WASHINGTON, July 31, 2013 – The Army and Air Force Exchange Service is permanently removing 891 magazines from its stock, an assortment that includes The Saturday Evening Post, SpongeBob Comics, the Home Buyers Guide, Playboy and many others.
AAFES officials said they want to reduce space for the magazine product category in exchange stores by 33 percent beginning tomorrow. The additional exchange floor and shelf space will be given to products and services such as electronics, whose demand is increasing, officials said.
“The decision to no longer stock the material is a business decision driven by the time, money and energy required to facilitate buying habits, combined with decreasing demand,” Army Lt. Col. Antwan C. Williams, AAFES public affairs chief, said in a statement.
Consistent with its mission to provide quality merchandise and services to its customers at competitively low prices and to generate earnings which provide a dividend to support morale, welfare and recreation programs, Williams said, AAFES is adjusting its stock assortment to align offerings with industry counterparts.
Retailers have seen a sustained decrease in demand for printed magazines, and sales of all magazines at exchange facilities fell 18.3 percent from 2011 to 2012, AAFES officials said.
Among the 891 magazines that AAFES exchanges no longer will sell are some adult titles, including Playboy, Penthouse, American Curves, and Tattoo.
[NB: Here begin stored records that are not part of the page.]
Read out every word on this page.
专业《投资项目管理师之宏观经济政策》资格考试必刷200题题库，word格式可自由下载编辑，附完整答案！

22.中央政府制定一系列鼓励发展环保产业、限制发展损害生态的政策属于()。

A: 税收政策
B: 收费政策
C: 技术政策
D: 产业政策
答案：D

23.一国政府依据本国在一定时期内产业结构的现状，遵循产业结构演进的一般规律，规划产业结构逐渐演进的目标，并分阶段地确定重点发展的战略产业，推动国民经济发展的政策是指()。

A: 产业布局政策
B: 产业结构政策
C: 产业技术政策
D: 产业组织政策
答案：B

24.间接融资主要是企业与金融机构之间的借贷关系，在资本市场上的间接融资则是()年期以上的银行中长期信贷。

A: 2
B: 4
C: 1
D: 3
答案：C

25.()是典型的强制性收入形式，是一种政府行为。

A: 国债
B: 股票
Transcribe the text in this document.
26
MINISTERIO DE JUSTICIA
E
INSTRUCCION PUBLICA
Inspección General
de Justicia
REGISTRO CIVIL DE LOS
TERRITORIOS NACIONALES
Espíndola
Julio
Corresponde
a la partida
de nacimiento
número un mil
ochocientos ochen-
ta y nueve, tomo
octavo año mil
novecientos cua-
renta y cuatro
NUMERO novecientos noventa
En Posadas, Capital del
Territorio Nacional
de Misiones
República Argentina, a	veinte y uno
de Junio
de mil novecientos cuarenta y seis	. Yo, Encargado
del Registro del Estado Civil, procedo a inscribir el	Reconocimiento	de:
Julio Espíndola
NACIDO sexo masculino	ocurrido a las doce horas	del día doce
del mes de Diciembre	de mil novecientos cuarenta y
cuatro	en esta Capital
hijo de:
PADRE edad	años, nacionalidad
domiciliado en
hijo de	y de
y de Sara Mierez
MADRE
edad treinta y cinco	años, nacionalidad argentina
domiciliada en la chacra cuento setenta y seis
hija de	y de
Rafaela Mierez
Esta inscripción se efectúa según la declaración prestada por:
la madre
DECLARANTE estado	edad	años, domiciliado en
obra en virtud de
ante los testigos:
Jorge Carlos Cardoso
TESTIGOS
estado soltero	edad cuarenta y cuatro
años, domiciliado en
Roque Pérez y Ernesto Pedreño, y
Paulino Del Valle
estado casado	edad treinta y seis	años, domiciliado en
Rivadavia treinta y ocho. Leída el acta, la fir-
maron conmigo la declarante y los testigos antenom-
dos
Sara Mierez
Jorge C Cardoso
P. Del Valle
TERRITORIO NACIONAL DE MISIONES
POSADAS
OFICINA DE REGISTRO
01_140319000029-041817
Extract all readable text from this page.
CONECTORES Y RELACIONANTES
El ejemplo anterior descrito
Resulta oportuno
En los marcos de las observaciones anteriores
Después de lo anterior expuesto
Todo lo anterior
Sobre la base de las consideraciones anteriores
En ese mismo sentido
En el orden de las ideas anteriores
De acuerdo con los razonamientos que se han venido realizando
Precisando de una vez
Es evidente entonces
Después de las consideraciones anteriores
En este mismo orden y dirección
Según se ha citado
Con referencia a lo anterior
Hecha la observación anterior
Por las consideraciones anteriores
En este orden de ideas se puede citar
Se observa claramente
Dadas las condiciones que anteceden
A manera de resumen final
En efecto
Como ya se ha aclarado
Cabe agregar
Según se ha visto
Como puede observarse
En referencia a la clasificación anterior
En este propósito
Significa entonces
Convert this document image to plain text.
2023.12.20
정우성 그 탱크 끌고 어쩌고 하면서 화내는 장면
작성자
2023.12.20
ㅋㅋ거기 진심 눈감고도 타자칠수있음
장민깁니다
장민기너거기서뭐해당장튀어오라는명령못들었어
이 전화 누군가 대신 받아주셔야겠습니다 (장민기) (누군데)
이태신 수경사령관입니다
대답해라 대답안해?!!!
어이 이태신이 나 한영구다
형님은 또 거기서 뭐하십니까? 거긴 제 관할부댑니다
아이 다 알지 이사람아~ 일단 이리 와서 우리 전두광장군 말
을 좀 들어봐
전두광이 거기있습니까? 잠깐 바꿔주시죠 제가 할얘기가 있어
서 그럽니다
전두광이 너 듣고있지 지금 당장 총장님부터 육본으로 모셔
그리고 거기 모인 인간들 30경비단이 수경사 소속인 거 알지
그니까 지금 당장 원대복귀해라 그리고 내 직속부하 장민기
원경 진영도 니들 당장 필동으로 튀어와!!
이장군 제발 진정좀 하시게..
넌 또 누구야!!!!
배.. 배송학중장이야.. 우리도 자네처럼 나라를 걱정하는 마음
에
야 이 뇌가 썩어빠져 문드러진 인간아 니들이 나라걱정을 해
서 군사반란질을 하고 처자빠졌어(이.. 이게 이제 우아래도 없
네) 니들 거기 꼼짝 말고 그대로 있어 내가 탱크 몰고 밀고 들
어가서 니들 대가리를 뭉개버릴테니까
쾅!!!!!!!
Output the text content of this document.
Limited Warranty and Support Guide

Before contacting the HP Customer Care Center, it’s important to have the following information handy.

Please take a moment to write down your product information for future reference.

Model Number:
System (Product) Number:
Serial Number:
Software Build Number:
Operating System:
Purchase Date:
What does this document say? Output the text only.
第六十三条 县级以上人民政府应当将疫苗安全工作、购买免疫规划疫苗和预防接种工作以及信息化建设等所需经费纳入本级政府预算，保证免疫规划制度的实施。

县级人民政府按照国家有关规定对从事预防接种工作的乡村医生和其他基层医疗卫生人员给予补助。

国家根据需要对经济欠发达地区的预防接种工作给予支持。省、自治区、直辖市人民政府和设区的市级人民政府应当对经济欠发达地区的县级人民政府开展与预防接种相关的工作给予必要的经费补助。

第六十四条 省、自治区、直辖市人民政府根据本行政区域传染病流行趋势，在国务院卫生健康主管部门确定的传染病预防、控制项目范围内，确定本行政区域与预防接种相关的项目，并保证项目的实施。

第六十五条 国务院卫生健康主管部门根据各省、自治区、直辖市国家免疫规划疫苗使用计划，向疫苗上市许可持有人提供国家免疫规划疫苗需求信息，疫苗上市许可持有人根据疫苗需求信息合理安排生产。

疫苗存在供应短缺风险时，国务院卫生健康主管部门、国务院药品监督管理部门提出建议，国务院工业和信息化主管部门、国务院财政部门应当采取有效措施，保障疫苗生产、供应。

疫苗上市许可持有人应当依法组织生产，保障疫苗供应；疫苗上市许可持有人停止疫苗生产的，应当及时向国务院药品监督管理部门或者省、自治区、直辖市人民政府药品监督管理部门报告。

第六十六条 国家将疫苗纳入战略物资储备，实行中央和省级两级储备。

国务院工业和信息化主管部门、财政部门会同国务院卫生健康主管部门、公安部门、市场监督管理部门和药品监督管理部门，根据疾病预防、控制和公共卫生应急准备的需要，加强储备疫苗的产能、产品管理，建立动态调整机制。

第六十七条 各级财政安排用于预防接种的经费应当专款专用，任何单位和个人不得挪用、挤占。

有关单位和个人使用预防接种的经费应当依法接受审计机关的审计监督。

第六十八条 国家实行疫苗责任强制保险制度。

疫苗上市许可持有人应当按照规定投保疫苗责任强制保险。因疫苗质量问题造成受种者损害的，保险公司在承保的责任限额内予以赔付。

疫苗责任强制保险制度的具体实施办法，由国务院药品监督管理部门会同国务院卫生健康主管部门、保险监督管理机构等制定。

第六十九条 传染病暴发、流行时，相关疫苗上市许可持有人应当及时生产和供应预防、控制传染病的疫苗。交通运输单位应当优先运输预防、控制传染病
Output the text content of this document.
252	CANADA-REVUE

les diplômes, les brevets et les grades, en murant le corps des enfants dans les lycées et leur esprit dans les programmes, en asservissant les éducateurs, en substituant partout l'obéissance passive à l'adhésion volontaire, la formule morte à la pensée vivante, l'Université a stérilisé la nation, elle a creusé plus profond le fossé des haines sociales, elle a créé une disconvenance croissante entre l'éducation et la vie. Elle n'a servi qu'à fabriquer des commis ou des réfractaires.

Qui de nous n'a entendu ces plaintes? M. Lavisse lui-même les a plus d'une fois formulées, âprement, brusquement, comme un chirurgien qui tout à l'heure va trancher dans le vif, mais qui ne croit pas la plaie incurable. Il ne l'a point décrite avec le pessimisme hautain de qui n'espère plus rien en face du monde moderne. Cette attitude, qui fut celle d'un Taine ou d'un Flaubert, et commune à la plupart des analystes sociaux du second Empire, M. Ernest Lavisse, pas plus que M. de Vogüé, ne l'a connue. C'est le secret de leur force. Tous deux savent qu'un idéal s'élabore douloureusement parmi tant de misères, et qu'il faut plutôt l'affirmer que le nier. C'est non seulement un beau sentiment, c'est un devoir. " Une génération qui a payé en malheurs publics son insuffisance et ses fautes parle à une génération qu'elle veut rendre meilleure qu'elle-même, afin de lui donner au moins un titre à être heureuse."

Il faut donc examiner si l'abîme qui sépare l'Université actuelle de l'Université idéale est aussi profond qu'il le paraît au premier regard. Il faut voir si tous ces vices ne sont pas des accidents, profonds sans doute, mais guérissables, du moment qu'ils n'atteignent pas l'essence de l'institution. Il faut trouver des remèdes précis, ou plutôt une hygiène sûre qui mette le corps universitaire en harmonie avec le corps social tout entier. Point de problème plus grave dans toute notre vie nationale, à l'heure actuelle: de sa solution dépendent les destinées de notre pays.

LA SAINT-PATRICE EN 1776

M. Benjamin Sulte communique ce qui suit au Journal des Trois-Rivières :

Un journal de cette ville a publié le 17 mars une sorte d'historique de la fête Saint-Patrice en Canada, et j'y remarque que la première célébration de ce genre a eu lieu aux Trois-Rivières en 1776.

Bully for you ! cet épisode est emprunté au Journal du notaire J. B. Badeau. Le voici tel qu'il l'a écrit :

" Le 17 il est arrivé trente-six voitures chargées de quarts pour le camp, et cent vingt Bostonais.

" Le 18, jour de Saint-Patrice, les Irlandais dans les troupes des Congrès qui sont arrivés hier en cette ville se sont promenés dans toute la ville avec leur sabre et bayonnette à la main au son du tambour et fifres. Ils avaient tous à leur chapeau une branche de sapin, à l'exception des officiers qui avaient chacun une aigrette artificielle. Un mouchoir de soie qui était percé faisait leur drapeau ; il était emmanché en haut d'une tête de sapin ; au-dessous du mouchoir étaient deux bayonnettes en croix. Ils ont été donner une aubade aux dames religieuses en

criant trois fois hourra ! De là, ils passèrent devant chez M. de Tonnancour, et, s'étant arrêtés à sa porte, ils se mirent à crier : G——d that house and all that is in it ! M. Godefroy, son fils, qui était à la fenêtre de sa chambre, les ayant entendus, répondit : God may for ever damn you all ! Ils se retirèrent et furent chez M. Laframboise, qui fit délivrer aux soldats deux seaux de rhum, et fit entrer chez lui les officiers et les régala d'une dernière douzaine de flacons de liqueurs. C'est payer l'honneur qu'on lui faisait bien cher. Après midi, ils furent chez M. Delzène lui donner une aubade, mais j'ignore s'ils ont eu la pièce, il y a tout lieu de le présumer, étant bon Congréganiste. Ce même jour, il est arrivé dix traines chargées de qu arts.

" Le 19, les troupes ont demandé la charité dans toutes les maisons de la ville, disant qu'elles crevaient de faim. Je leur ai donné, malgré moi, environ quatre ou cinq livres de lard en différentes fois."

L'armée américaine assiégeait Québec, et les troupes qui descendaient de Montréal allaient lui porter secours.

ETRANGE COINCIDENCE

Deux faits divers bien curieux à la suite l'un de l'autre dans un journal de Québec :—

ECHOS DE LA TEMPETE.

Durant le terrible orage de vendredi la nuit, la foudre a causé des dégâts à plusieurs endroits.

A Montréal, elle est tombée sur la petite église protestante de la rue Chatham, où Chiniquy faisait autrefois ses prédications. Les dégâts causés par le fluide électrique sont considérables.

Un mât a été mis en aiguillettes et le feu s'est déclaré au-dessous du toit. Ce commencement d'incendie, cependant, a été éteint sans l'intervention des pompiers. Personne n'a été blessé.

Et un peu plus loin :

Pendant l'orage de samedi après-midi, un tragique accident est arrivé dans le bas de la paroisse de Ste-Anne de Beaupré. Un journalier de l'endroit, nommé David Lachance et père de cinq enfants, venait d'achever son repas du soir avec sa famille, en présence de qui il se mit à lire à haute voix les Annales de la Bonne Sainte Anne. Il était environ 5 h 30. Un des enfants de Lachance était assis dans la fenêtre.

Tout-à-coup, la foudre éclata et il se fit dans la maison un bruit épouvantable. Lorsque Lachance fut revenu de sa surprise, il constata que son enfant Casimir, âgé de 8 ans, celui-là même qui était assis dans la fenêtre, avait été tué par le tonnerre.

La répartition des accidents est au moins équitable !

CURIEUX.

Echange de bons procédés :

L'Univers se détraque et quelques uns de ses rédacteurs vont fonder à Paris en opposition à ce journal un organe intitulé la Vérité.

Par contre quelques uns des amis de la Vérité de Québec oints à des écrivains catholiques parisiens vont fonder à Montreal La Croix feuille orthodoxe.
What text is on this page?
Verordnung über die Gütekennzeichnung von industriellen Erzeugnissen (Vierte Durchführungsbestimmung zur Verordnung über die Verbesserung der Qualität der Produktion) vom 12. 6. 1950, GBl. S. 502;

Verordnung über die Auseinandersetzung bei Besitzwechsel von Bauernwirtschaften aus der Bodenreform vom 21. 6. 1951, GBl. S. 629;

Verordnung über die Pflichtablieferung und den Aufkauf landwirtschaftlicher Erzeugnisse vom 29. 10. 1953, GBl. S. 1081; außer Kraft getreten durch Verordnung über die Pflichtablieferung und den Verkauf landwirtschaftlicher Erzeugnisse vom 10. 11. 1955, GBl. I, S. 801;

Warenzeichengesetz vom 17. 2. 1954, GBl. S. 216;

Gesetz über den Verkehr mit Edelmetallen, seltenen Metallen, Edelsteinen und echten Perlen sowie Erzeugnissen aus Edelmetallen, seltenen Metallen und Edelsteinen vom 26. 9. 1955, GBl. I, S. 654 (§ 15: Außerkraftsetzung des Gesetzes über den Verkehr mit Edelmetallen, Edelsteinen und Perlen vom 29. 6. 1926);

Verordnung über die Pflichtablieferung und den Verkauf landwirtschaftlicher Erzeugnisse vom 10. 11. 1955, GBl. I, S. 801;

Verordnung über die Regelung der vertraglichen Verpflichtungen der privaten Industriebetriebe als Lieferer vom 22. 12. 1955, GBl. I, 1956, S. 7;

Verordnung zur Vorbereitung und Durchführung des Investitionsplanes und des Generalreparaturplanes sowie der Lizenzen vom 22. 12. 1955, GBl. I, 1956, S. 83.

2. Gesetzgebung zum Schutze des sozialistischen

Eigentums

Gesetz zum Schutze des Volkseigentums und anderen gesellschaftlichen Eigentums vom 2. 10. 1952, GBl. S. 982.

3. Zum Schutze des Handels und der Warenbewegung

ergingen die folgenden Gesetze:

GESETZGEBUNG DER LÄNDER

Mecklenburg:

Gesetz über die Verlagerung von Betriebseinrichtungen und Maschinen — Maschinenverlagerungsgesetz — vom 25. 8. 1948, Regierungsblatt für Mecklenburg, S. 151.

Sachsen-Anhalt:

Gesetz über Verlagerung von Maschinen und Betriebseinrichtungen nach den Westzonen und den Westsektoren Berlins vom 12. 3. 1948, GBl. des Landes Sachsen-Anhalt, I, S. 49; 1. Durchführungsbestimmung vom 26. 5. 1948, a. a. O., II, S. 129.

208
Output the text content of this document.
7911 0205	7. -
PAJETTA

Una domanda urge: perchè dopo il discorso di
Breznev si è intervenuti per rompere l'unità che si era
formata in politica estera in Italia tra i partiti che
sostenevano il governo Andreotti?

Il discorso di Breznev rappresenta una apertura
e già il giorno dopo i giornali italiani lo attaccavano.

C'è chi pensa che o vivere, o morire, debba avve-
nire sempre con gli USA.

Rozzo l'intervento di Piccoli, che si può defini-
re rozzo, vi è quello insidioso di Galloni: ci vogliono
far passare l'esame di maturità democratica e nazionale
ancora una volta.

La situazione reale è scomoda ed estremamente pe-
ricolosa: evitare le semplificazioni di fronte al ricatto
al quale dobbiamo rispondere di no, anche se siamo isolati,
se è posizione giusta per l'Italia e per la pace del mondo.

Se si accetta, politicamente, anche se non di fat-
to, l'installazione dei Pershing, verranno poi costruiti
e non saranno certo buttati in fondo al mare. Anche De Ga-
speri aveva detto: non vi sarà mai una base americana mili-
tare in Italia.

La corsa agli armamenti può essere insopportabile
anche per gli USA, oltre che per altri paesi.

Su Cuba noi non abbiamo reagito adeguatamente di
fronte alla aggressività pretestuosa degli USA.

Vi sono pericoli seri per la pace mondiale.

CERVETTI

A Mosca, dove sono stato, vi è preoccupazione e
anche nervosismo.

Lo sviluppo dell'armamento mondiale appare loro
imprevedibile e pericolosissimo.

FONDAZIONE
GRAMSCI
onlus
Along with other magazine sales, sales of adult sophisticate titles at AAFES stores have declined 86 percent since 1998.
“According to the Audit Bureau of Circulations, digital magazines continue to expand their presence in the industry,” Williams said. “Like their civilian counterparts, exchange shoppers’ increased reliance on digital devices to access content virtually has resulted in a sustained decrease in demand for printed magazines.”
Magazine sales “are on a sustained downward trajectory due to the proliferation of digital delivery,” he added, “and the exchange, as a government entity, is operating in a fiscally constrained environment that requires it to shrink expenses while growing sales and earnings.”